The following methods and functions are provided:
=over 4
=item $prot = LWP::Protocol->new()
The LWP::Protocol constructor is inherited by subclasses. As this is a
virtual base class this method should B<not> be called directly.
=item $prot = LWP::Protocol::create($scheme)
Create an object of the class implementing the protocol to handle the
given scheme. This is a function, not a method. It is more an object
factory than a constructor. This is the function user agents should
use to access protocols.
=item $class = LWP::Protocol::implementor($scheme, [$class])
Get and/or set implementor class for a scheme. Returns '' if the
specified scheme is not supported.
=item $prot->request(...)
$response = $protocol->request($request, $proxy, undef);
$response = $protocol->request($request, $proxy, '/tmp/sss');
$response = $protocol->request($request, $proxy, \&callback, 1024);
Dispatches a request over the protocol, and returns a response
object. This method needs to be overridden in subclasses. Refer to
L<LWP::UserAgent> for description of the arguments.
=item $prot->collect($arg, $response, $collector)
Called to collect the content of a request, and process it
appropriately into a scalar, file, or by calling a callback.

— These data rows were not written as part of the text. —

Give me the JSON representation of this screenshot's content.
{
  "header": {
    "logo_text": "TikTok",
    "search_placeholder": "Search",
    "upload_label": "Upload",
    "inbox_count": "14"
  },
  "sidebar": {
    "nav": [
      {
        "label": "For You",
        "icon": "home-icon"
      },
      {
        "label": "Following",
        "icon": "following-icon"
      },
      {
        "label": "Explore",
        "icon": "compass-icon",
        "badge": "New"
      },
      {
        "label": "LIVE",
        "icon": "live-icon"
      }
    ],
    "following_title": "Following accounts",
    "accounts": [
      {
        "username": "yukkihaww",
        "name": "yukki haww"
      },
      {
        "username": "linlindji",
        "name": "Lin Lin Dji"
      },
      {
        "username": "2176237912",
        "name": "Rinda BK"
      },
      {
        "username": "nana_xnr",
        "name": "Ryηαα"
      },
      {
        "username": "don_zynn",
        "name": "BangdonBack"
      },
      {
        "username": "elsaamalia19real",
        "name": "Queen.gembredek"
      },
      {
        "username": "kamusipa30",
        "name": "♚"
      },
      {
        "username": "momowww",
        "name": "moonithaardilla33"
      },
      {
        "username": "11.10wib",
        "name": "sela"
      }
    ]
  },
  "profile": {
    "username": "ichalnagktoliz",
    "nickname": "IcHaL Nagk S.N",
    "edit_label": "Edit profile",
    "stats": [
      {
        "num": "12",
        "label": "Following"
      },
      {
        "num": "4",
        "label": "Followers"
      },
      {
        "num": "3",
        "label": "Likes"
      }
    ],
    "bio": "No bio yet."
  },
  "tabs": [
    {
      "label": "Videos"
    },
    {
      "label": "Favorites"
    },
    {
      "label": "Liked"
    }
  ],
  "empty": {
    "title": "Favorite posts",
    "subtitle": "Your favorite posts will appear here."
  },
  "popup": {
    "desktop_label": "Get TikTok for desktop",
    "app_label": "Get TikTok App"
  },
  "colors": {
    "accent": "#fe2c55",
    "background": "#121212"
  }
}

If $arg
is undefined, then the content is stored within the $response. If
$arg is a simple scalar, then $arg is interpreted as a file name and
the content is written to this file. If $arg is a reference to a
routine, then content is passed to this routine.
The $collector is a routine that will be called and which is
responsible for returning pieces (as ref to scalar) of the content to
process. The $collector signals EOF by returning a reference to an
empty sting.
The return value from collect() is the $response object reference.
B<Note:> We will only use the callback or file argument if
$response->is_success(). This avoids sending content data for
redirects and authentication responses to the callback which would be
confusing.
=item $prot->collect_once($arg, $response, $content)
Can be called when the whole response content is available as
$content. This will invoke collect() with a collector callback that
returns a reference to $content the first time and an empty string the
next.
=back
=head1 SEE ALSO
Inspect the F<LWP/Protocol/file.pm> and F<LWP/Protocol/http.pm> files
for examples of usage.
=head1 COPYRIGHT
Copyright 1995-2001 Gisle Aas.
This library is free software; you can redistribute it and/or
modify it under the same terms as Perl itself.